The most obvious sign that gold is in a speculative bubble is that everyone is talking about it and Fox News idiots are being paid to pitch it.  Like all bubbles, this one has, and could continue to, run a lot longer than reasonable people ever thought possible.  But it will burst spectacularly and ETFs, miners, coins, you name it will all be devastated in a similar manner.

David, RR editor's picture
Joined: 2010-01-17

tenthtee wrote: If you want to differentiate your brand, consider writing a really good article on why the public should consider doing business with RRs vs. RIAs, and try to get it picked up by the online news services. There are plenty of good reasons why this is an important story right now, I don't see why you have to limit your audience to RRs or RIAs who inappropriately feel superior to RRs, or at least are telling stories to the misinformed general public. If I was the editor of RR, I'd go for it.
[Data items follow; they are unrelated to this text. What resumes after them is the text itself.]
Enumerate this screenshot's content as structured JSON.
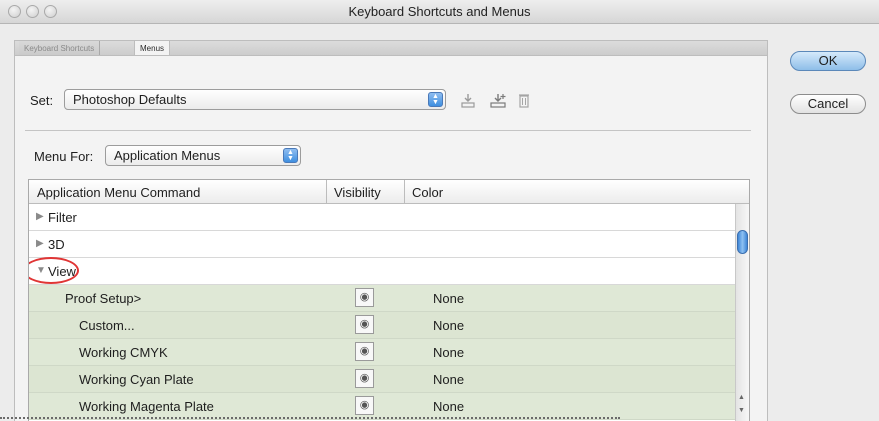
{
  "window": {
    "title": "Keyboard Shortcuts and Menus"
  },
  "tabs": [
    {
      "label": "Keyboard Shortcuts",
      "active": false
    },
    {
      "label": "Menus",
      "active": true
    }
  ],
  "set": {
    "label": "Set:",
    "value": "Photoshop Defaults"
  },
  "toolbar_icons": [
    "save-set-icon",
    "save-as-set-icon",
    "delete-set-icon"
  ],
  "menu_for": {
    "label": "Menu For:",
    "value": "Application Menus"
  },
  "table": {
    "headers": [
      "Application Menu Command",
      "Visibility",
      "Color"
    ],
    "rows": [
      {
        "label": "Filter",
        "kind": "group",
        "expanded": false
      },
      {
        "label": "3D",
        "kind": "group",
        "expanded": false
      },
      {
        "label": "View",
        "kind": "group",
        "expanded": true,
        "highlighted": true
      },
      {
        "label": "Proof Setup>",
        "kind": "item",
        "color": "None",
        "visible": true
      },
      {
        "label": "Custom...",
        "kind": "item",
        "color": "None",
        "visible": true
      },
      {
        "label": "Working CMYK",
        "kind": "item",
        "color": "None",
        "visible": true
      },
      {
        "label": "Working Cyan Plate",
        "kind": "item",
        "color": "None",
        "visible": true
      },
      {
        "label": "Working Magenta Plate",
        "kind": "item",
        "color": "None",
        "visible": true
      }
    ]
  },
  "buttons": {
    "ok": "OK",
    "cancel": "Cancel"
  },
  "colors": {
    "highlight_ring": "#e03535",
    "row_tint": "#dfe8d6",
    "default_button": "#8ebee9"
  }
}
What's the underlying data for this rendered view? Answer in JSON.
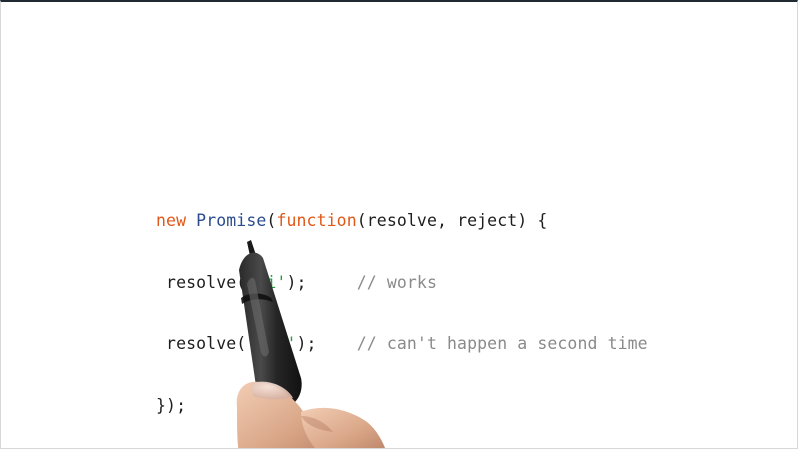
{
  "code": {
    "line1": {
      "kw_new": "new",
      "class_name": "Promise",
      "paren_open": "(",
      "kw_function": "function",
      "params": "(resolve, reject) {"
    },
    "line2": {
      "call": "resolve(",
      "arg": "'hi'",
      "end": ");",
      "comment": "// works"
    },
    "line3": {
      "call": "resolve(",
      "arg": "'bye'",
      "end": ");",
      "comment": "// can't happen a second time"
    },
    "line4": {
      "text": "});"
    }
  },
  "colors": {
    "keyword": "#e0581a",
    "class": "#2a4c8e",
    "string": "#1aa33a",
    "comment": "#8a8a8a"
  },
  "icons": {
    "pen": "stylus-pen-icon",
    "hand": "hand-holding-pen"
  }
}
Gone are the days of RRs pitching GLD. RRs are real financial planners, who help people diversify against time and taxes and protect the downside and help find steady growth against inflation. Put yourmoney there $$. Interestingly, at the wirehouses, for example, most registered reps are dually licensed (can act as the IAR of the corporate RIA, i.e. by taking the Series 65). And Schwab and Fidelity have built nice businesses around independent FAs who are hybrid (dually registered). Isn't that the trend? And you say that RRs offer financial planning services. Is that legal? My understanding was that registered reps could only offer financial advice if that advice were incidental to the trade they were making for the client --- unless, of course, that FA was a CFP (an accreditation the SEC respects), or, again, held a 65. RR's cannot offer comprehensive financial advice --- that's what the law says, no? And do you think that the SEC will force all retail financial advisors to act in a fiduciary capacity anyway when it finally rules on the subject (it is still studying the issue)? Why would it be better to do business with RRs over RIAs? I'd be interested to hear your thoughts, because, while RRs are more professional than at anytime in the past, the fiduciary standard is a higher standard of conduct. What am I not seeing?